Parlare e ascoltare da un certo “pulpito” parole come “stabilità” e”democrazia” rende fiduciosi nei confronti del “nuovo” che avanza.
Fa guardare subito, specie a chi è stanco e ha perso tanto o tutto, al bicchiere mezzo pieno.
Resta certamente ancora da estirpare il “bubbone” dei terroristi di Al Shabab, che non è cosa affatto semplice, considerando certi ambigui e pericolosi retroscena.
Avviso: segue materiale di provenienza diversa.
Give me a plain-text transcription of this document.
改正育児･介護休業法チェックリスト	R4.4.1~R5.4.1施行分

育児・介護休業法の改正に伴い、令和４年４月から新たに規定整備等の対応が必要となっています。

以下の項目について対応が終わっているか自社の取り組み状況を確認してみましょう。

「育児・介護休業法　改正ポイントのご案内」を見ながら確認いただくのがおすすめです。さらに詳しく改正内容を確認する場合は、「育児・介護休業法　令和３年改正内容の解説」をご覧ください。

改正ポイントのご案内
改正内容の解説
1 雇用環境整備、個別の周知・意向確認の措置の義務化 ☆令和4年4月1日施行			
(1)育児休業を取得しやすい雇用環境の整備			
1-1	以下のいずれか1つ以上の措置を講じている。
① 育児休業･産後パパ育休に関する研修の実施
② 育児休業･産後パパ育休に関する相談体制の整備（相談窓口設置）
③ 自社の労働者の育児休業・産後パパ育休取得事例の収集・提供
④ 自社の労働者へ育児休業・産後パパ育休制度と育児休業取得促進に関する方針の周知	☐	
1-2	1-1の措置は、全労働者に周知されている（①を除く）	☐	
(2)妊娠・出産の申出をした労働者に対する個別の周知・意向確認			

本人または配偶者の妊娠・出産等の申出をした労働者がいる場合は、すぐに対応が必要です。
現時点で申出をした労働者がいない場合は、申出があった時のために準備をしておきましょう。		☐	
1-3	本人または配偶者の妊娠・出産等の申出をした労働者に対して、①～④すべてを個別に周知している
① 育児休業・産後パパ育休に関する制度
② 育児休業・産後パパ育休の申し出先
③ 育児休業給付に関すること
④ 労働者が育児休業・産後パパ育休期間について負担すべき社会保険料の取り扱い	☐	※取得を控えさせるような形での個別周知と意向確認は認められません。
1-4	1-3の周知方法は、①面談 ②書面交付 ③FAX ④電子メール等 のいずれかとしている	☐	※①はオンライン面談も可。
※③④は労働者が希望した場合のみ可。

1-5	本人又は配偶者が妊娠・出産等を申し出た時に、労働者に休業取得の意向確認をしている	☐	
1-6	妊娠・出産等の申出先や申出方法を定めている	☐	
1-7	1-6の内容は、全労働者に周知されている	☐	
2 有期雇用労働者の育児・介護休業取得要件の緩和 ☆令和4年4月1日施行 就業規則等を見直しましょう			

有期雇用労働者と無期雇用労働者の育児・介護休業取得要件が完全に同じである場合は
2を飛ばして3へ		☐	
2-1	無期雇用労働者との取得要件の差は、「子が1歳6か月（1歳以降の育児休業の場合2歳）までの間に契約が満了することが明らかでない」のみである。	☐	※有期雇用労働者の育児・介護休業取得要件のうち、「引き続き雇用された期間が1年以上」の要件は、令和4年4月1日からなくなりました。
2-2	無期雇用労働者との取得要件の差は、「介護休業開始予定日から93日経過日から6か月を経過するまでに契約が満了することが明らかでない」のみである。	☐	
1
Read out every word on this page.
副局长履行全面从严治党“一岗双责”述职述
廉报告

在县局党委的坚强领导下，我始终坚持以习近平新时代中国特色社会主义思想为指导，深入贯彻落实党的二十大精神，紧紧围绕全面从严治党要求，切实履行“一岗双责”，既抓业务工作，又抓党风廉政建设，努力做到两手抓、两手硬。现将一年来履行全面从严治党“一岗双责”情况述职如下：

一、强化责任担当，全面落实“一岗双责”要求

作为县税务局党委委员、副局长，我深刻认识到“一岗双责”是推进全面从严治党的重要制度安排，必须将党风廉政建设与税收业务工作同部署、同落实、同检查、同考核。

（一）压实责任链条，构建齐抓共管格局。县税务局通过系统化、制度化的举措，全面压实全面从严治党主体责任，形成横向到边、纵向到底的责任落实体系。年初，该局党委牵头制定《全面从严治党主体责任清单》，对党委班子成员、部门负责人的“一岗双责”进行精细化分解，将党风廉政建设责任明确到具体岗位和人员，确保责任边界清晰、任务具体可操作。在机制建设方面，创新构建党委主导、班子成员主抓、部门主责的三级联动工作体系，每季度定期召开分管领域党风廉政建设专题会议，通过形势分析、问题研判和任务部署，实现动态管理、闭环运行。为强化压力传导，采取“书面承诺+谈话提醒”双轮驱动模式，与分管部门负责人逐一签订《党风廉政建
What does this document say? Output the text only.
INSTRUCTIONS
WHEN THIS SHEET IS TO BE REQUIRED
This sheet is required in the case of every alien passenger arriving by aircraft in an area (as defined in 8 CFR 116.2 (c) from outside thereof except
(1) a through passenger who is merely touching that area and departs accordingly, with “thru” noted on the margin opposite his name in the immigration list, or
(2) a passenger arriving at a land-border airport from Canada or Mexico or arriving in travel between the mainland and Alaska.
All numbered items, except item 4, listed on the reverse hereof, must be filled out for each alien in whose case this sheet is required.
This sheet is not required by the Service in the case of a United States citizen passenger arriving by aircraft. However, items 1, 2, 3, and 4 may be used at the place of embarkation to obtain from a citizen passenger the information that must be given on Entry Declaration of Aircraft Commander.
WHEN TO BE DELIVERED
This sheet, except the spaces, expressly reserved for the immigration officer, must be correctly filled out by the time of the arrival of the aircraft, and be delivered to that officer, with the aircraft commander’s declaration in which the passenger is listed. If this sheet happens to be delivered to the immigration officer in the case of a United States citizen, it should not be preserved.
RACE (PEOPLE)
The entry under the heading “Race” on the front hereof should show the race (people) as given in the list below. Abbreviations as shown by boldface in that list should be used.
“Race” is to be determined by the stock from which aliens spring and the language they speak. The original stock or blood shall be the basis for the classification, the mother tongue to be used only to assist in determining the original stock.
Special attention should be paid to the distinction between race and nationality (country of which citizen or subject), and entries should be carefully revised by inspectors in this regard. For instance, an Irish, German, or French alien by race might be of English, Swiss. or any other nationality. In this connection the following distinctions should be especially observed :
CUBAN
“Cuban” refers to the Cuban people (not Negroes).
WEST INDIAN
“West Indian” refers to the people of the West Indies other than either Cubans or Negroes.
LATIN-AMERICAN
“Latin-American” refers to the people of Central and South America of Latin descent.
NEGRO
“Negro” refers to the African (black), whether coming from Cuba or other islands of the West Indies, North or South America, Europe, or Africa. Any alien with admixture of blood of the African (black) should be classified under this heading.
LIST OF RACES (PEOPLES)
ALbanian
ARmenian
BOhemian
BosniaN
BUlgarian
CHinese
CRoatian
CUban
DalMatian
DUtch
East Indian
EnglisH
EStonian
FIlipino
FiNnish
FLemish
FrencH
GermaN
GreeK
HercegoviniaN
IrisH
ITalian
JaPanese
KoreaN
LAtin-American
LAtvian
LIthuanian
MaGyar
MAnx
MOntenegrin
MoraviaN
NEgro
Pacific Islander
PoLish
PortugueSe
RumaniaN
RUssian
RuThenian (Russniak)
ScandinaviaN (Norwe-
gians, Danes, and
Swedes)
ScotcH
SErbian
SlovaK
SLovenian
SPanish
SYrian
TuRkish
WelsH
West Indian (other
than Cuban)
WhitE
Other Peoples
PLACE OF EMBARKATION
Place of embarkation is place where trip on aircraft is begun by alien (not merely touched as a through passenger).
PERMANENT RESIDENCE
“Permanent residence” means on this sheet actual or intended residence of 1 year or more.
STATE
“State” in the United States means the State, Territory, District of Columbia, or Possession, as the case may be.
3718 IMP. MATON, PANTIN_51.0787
Ma, già oggi, le truppe somale, ugandesi, burundesi e keniane, il contingente dell'Unione Africana, hanno sferrato un’offensiva ai ribelli alle porte della città di Kismayo e l’hanno avuta vinta.
Incrociamo, perciò , le dita!
a cura di Marianna Micheluzzi (Ukundimana)
(ndr.) La foto in alto, a corredo del testo,tratta dal web, è di proprietà de "La Presse"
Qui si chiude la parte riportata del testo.